Outdoor cob oven at the farm in Rolla.
A couple years ago, with help from family and friends, we built a cob oven at the farm. It was mainly for cooking pizza. You can also bake bread and other items as well, but we’ve stuck mainly with pizza. Cooking food in a cob oven made from clay, sand and straw is an ancient art. If built correctly, the enclosure can reach temperatures equivalent to commercial pizza ovens. It’s helpful having a “temperature gun;” just aim the device at the oven door opening and you get an accurate reading.
The Cob Oven Saga
We’ve rebuilt the oven once, when borer bees, or carpenter bees, infested the clay coating. Now the shell has cracked along the top and we face a third make over. But maybe not as soon as we thought. Despite the widening crack, the oven worked just fine last weekend. We turned out 8 pizzas, nicely cooked top and bottom.
It’s great fun designing the pizzas and sharing them with whoever shows up. But even at best, the process is a bit of work. It starts with several trips to the store to get the preferred ingredients for everyone. Rolling the dough and assembling the pies takes up the entire kitchen. The oven fire must be started well ahead of the cooking time and kept up to temperature. After all is done, there’s the clean up.

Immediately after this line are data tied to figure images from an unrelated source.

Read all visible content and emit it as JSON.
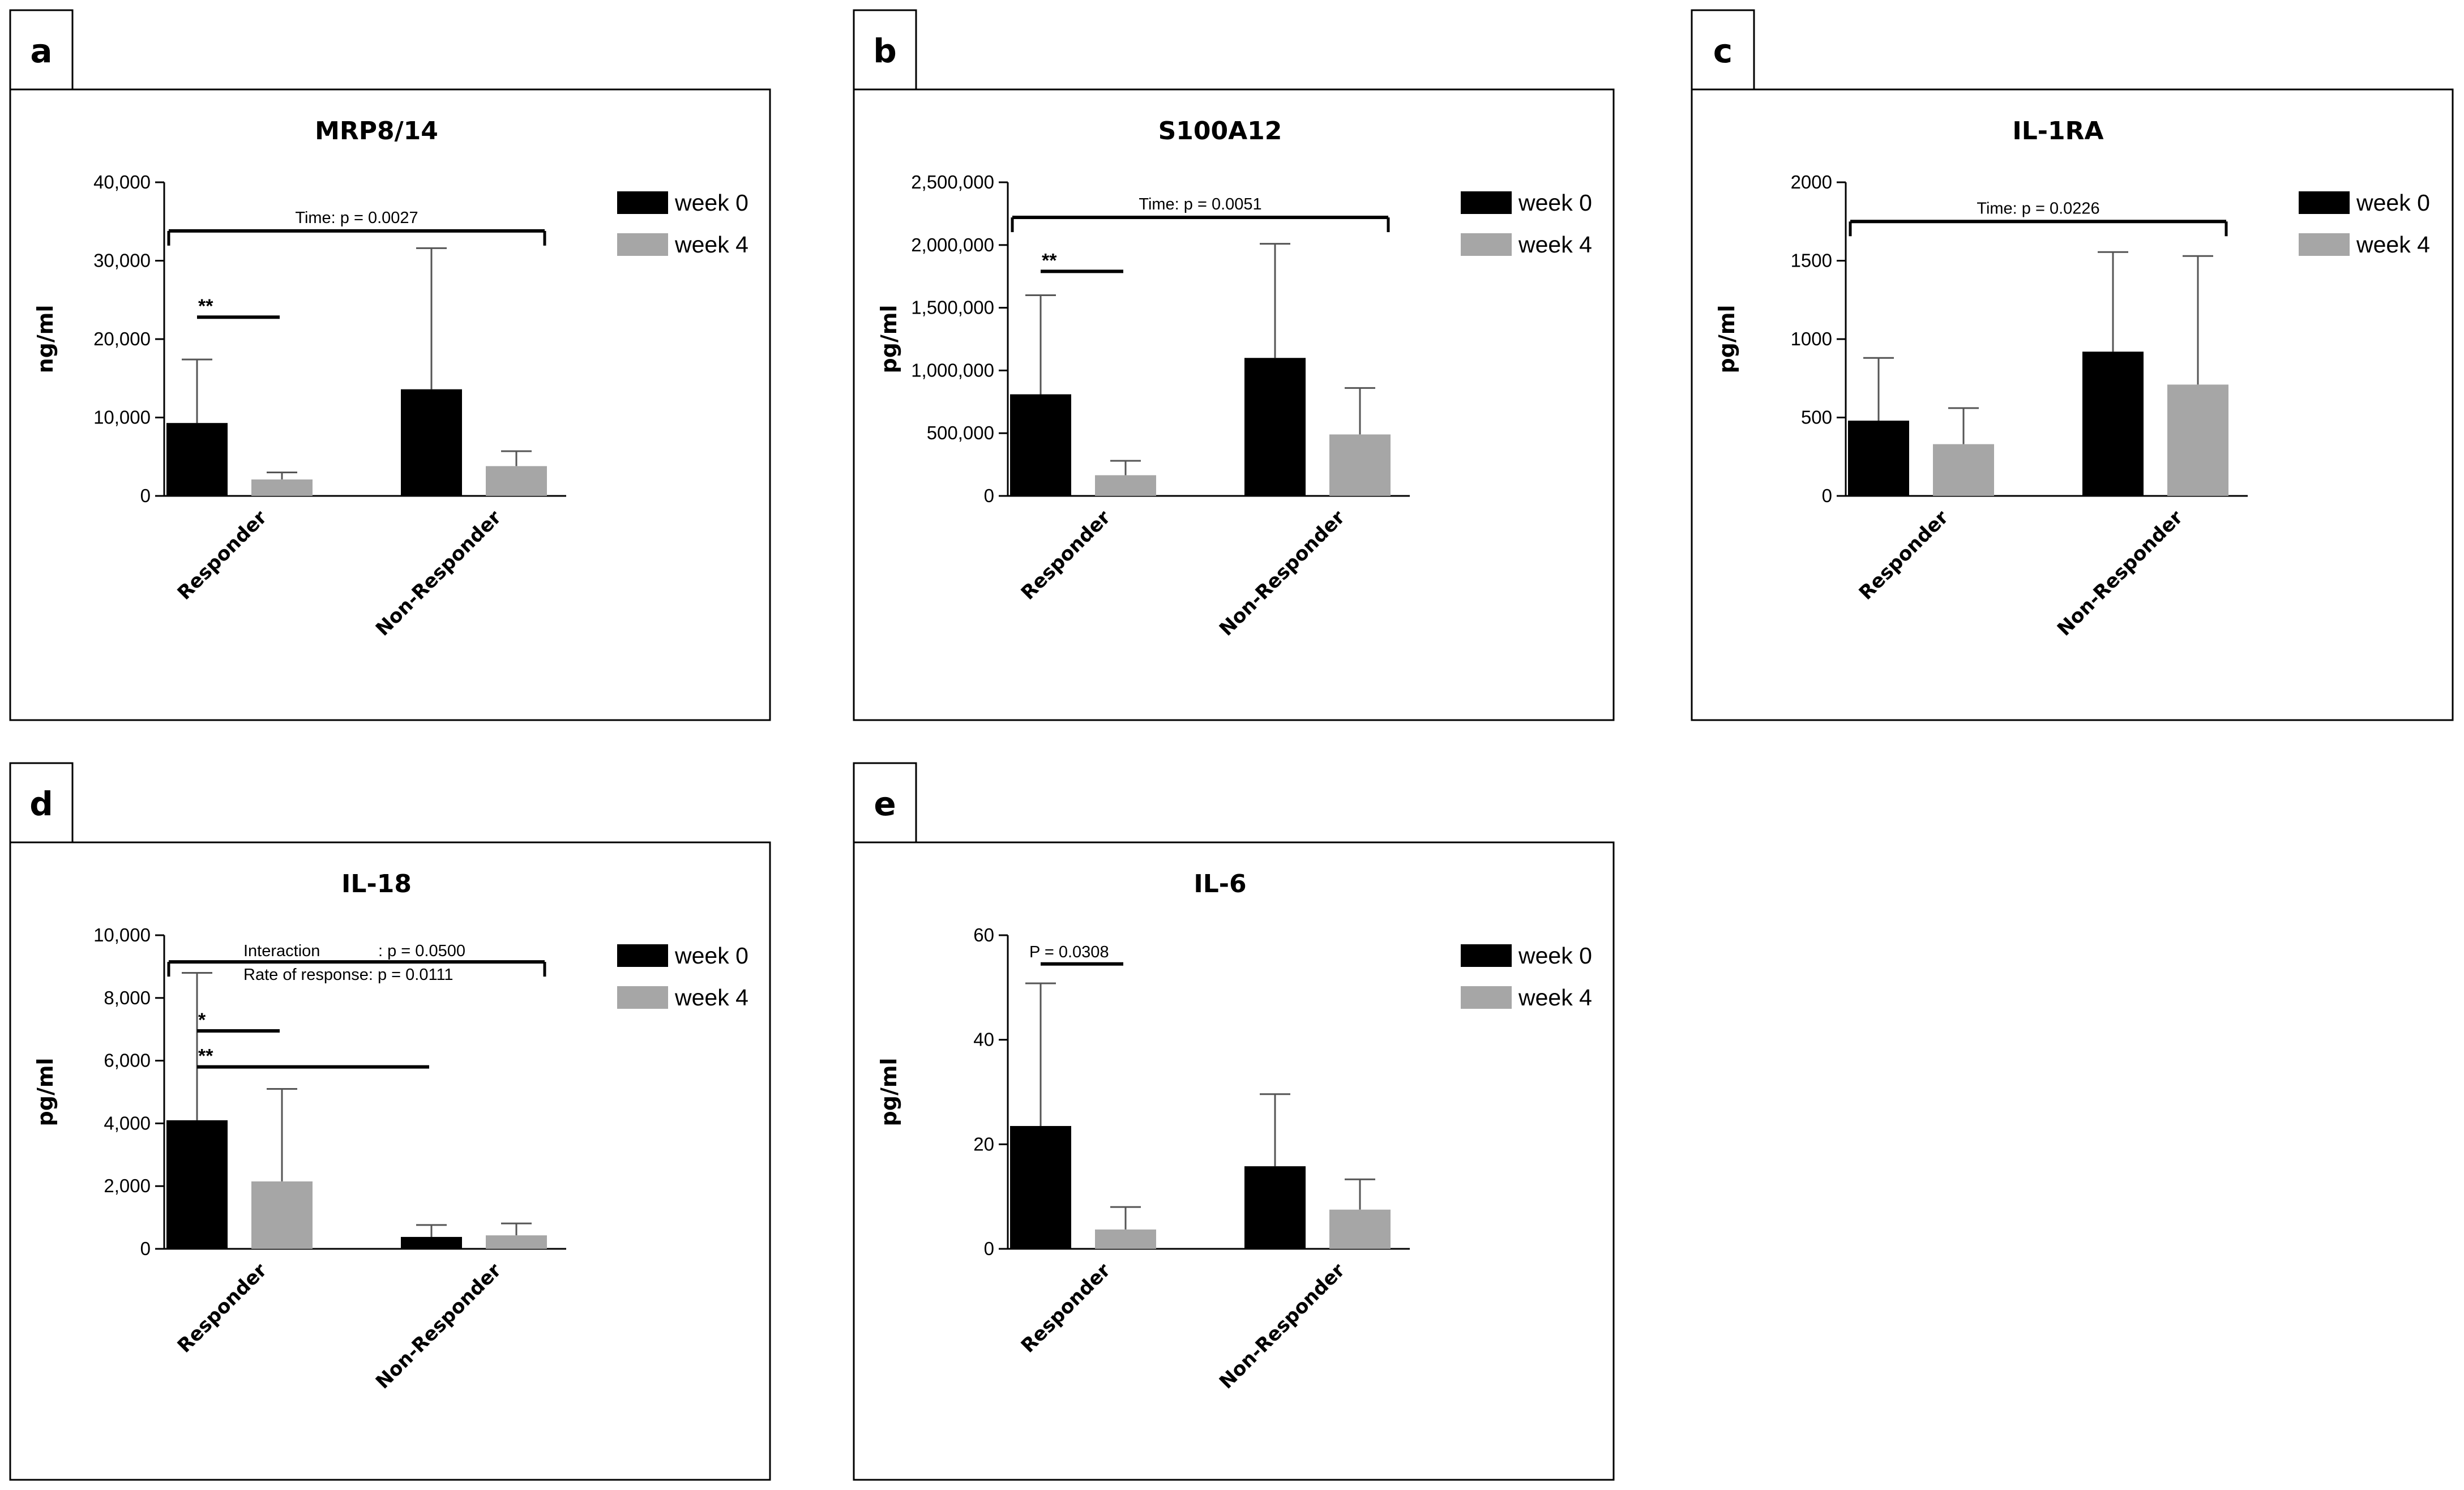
{
  "legend": {
    "week0": "week 0",
    "week4": "week 4"
  },
  "colors": {
    "week0": "#000000",
    "week4": "#a6a6a6",
    "axis": "#000000",
    "frame": "#000000"
  },
  "chart_data": [
    {
      "panel": "a",
      "type": "bar",
      "title": "MRP8/14",
      "ylabel": "ng/ml",
      "ylim": [
        0,
        40000
      ],
      "yticks": [
        "0",
        "10,000",
        "20,000",
        "30,000",
        "40,000"
      ],
      "ytick_values": [
        0,
        10000,
        20000,
        30000,
        40000
      ],
      "categories": [
        "Responder",
        "Non-Responder"
      ],
      "series": [
        {
          "name": "week 0",
          "values": [
            9300,
            13600
          ],
          "errors": [
            8100,
            18000
          ]
        },
        {
          "name": "week 4",
          "values": [
            2100,
            3800
          ],
          "errors": [
            900,
            1900
          ]
        }
      ],
      "annotations": [
        {
          "label": "Time: ",
          "pvalue": "p = 0.0027",
          "from": [
            0,
            0
          ],
          "to": [
            1,
            1
          ],
          "y": 33800,
          "ticks": "down"
        },
        {
          "label": "**",
          "from": [
            0,
            0
          ],
          "to": [
            0,
            1
          ],
          "y": 22800,
          "ticks": "none"
        }
      ]
    },
    {
      "panel": "b",
      "type": "bar",
      "title": "S100A12",
      "ylabel": "pg/ml",
      "ylim": [
        0,
        2500000
      ],
      "yticks": [
        "0",
        "500,000",
        "1,000,000",
        "1,500,000",
        "2,000,000",
        "2,500,000"
      ],
      "ytick_values": [
        0,
        500000,
        1000000,
        1500000,
        2000000,
        2500000
      ],
      "categories": [
        "Responder",
        "Non-Responder"
      ],
      "series": [
        {
          "name": "week 0",
          "values": [
            810000,
            1100000
          ],
          "errors": [
            790000,
            910000
          ]
        },
        {
          "name": "week 4",
          "values": [
            165000,
            490000
          ],
          "errors": [
            115000,
            370000
          ]
        }
      ],
      "annotations": [
        {
          "label": "Time: ",
          "pvalue": "p = 0.0051",
          "from": [
            0,
            0
          ],
          "to": [
            1,
            1
          ],
          "y": 2220000,
          "ticks": "down"
        },
        {
          "label": "**",
          "from": [
            0,
            0
          ],
          "to": [
            0,
            1
          ],
          "y": 1790000,
          "ticks": "none"
        }
      ]
    },
    {
      "panel": "c",
      "type": "bar",
      "title": "IL-1RA",
      "ylabel": "pg/ml",
      "ylim": [
        0,
        2000
      ],
      "yticks": [
        "0",
        "500",
        "1000",
        "1500",
        "2000"
      ],
      "ytick_values": [
        0,
        500,
        1000,
        1500,
        2000
      ],
      "categories": [
        "Responder",
        "Non-Responder"
      ],
      "series": [
        {
          "name": "week 0",
          "values": [
            480,
            920
          ],
          "errors": [
            400,
            635
          ]
        },
        {
          "name": "week 4",
          "values": [
            330,
            710
          ],
          "errors": [
            230,
            820
          ]
        }
      ],
      "annotations": [
        {
          "label": "Time: ",
          "pvalue": "p = 0.0226",
          "from": [
            0,
            0
          ],
          "to": [
            1,
            1
          ],
          "y": 1750,
          "ticks": "down"
        }
      ]
    },
    {
      "panel": "d",
      "type": "bar",
      "title": "IL-18",
      "ylabel": "pg/ml",
      "ylim": [
        0,
        10000
      ],
      "yticks": [
        "0",
        "2,000",
        "4,000",
        "6,000",
        "8,000",
        "10,000"
      ],
      "ytick_values": [
        0,
        2000,
        4000,
        6000,
        8000,
        10000
      ],
      "categories": [
        "Responder",
        "Non-Responder"
      ],
      "series": [
        {
          "name": "week 0",
          "values": [
            4100,
            380
          ],
          "errors": [
            4700,
            380
          ]
        },
        {
          "name": "week 4",
          "values": [
            2150,
            430
          ],
          "errors": [
            2950,
            380
          ]
        }
      ],
      "annotations": [
        {
          "label": "Interaction",
          "pvalue": ": p = 0.0500",
          "label2": "Rate of response: ",
          "pvalue2": "p = 0.0111",
          "from": [
            0,
            0
          ],
          "to": [
            1,
            1
          ],
          "y": 9150,
          "ticks": "down"
        },
        {
          "label": "*",
          "from": [
            0,
            0
          ],
          "to": [
            0,
            1
          ],
          "y": 6950,
          "ticks": "none"
        },
        {
          "label": "**",
          "from": [
            0,
            0
          ],
          "to": [
            1,
            0
          ],
          "y": 5800,
          "ticks": "none"
        }
      ]
    },
    {
      "panel": "e",
      "type": "bar",
      "title": "IL-6",
      "ylabel": "pg/ml",
      "ylim": [
        0,
        60
      ],
      "yticks": [
        "0",
        "20",
        "40",
        "60"
      ],
      "ytick_values": [
        0,
        20,
        40,
        60
      ],
      "categories": [
        "Responder",
        "Non-Responder"
      ],
      "series": [
        {
          "name": "week 0",
          "values": [
            23.5,
            15.8
          ],
          "errors": [
            27.3,
            13.8
          ]
        },
        {
          "name": "week 4",
          "values": [
            3.7,
            7.5
          ],
          "errors": [
            4.3,
            5.8
          ]
        }
      ],
      "annotations": [
        {
          "label": "P = 0.0308",
          "from": [
            0,
            0
          ],
          "to": [
            0,
            1
          ],
          "y": 54.5,
          "ticks": "none"
        }
      ]
    }
  ]
}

It’s messy. The kind of thing kids love. And I do, too. I must say, I admire family friend Chris Sommers (Pi Pizzeria) for figuring out how to make a living from this cumbersome procedure.
For more information on cob oven construction, my friend Teri Page has written a book on the topic. (Wish I had read it two years ago.) You can get a copy here.
Photos below tells the story of what went into the pizza making at the farm last weekend and the outcome.

Alex, a weekend visitor from California, takes the dough shaping seriously.

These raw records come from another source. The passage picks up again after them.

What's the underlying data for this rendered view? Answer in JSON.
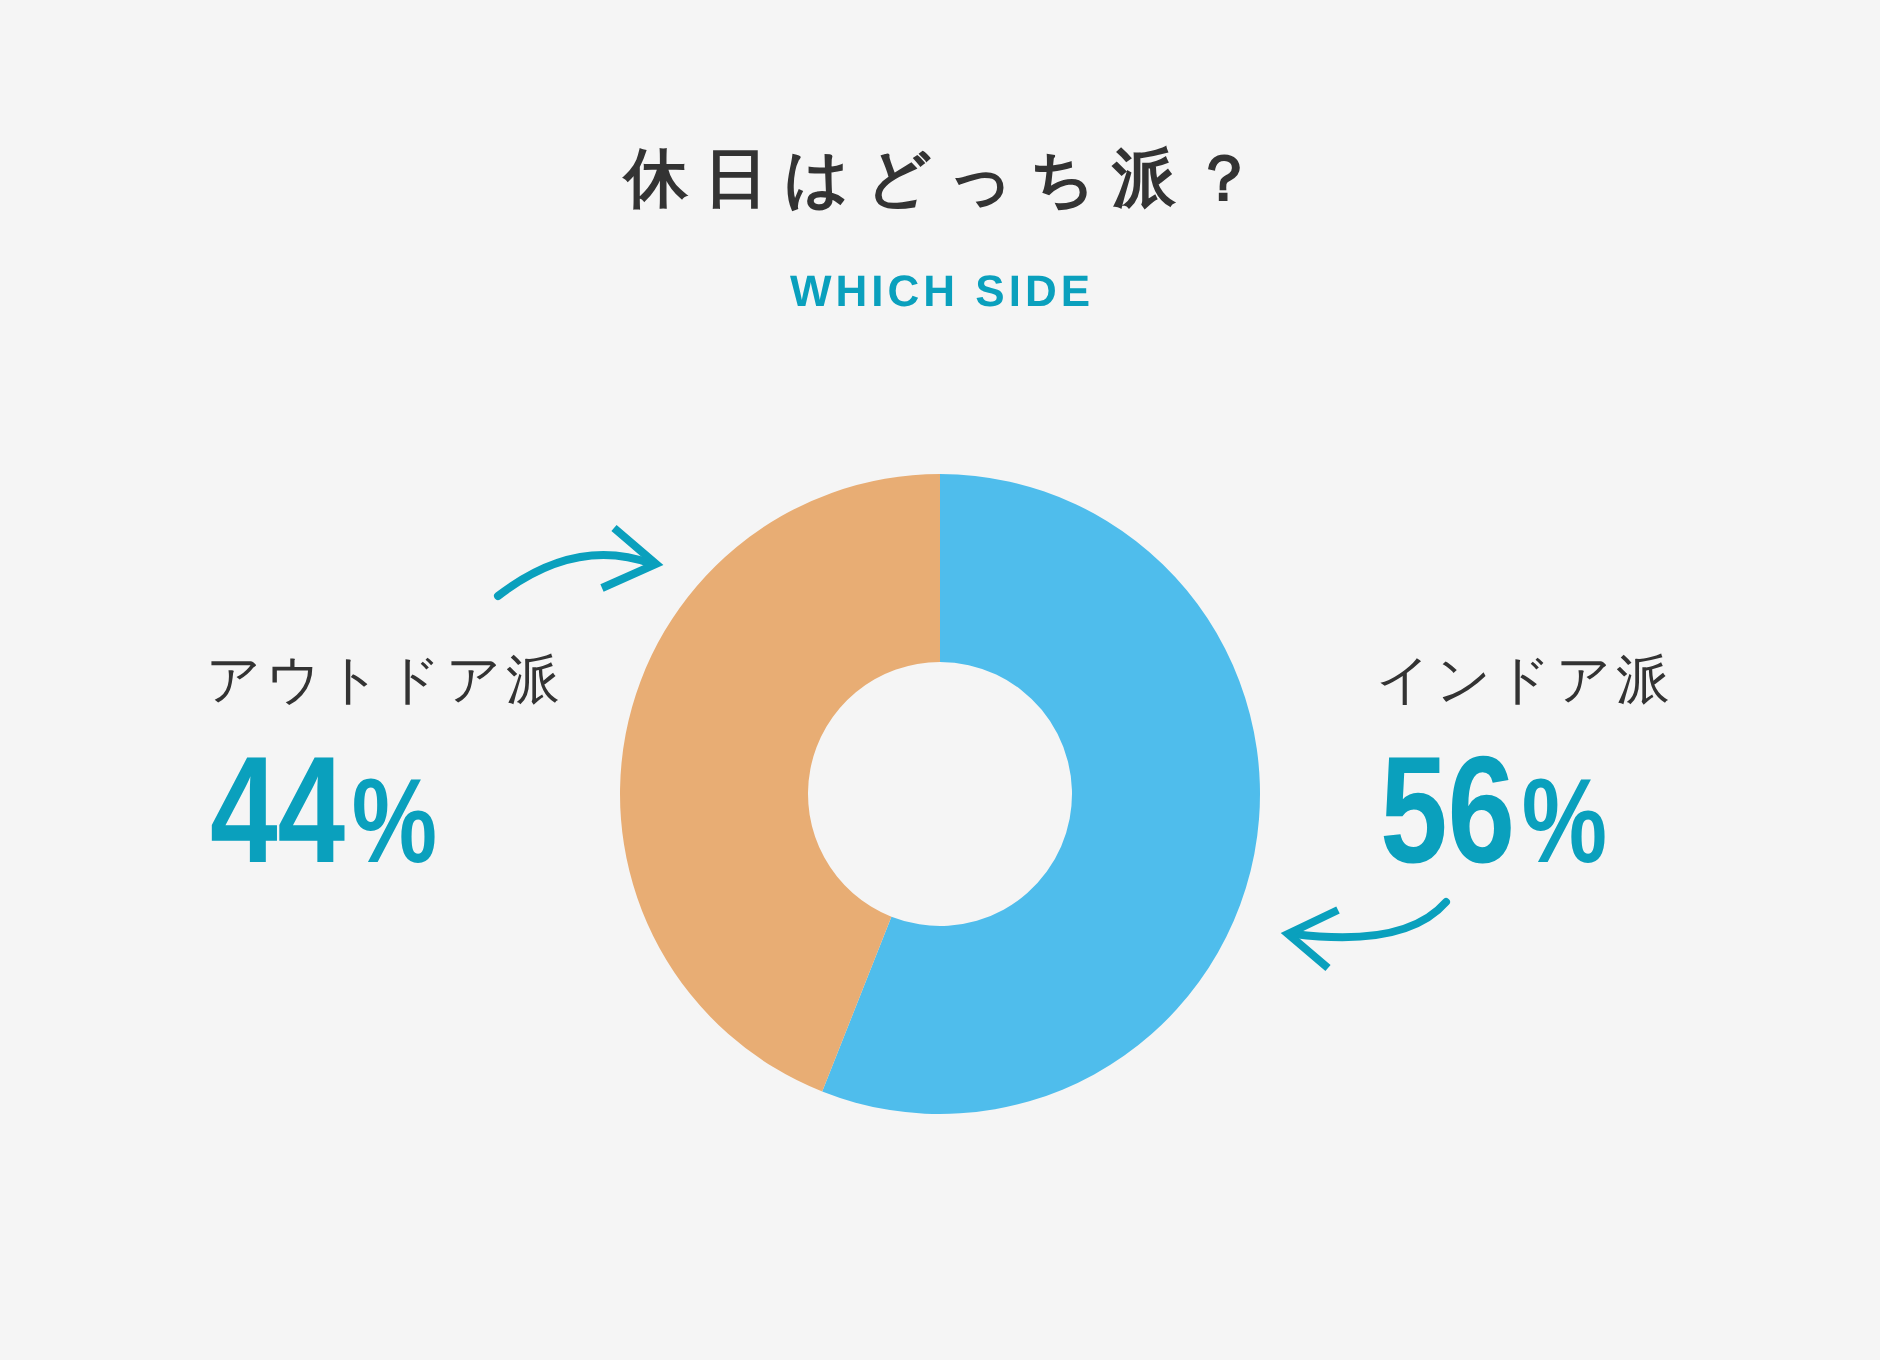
{
  "chart_data": {
    "type": "donut",
    "title": "休日はどっち派？",
    "subtitle": "WHICH SIDE",
    "categories": [
      "インドア派",
      "アウトドア派"
    ],
    "values": [
      56,
      44
    ],
    "colors": [
      "#4fbdec",
      "#e8ad74"
    ],
    "value_labels": [
      "56%",
      "44%"
    ]
  }
}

A bountiful haul of chanterelles plucked from the woods earlier that day, added another layer of flavor to the pizzas. The rest of the mushrooms wound up in a delicious cream-sherry sauce.

Robin readies the pizzas for the oven while JC holds the pizza peel. Because of the small oven door opening, pizzas have to be more elongated than round.

The temperature gets up to nearly 700 degrees, which cooks pizza in a hurry.

JC uses the pizza peel, or paddle, to position the pizza. The severe cracking of the cob oven means we’ll likely have to rebuild it again.

This pizza with homemade tomato sauce, caramelized onions, basil, and a few different cheeses was ready in minutes. When I eat a nice cheesy pizza, I think of what Elvis once said: “That was one of the best pizzas I’ve ever eaten in my life. The cheese was so good it made me faint.”

A cheese pizza with chanterelle mushrooms and caramelized onions.

Nearby ferns swayed gently in the breeze as we savored the fruits of our labor. Elvis would have loved these pizzas!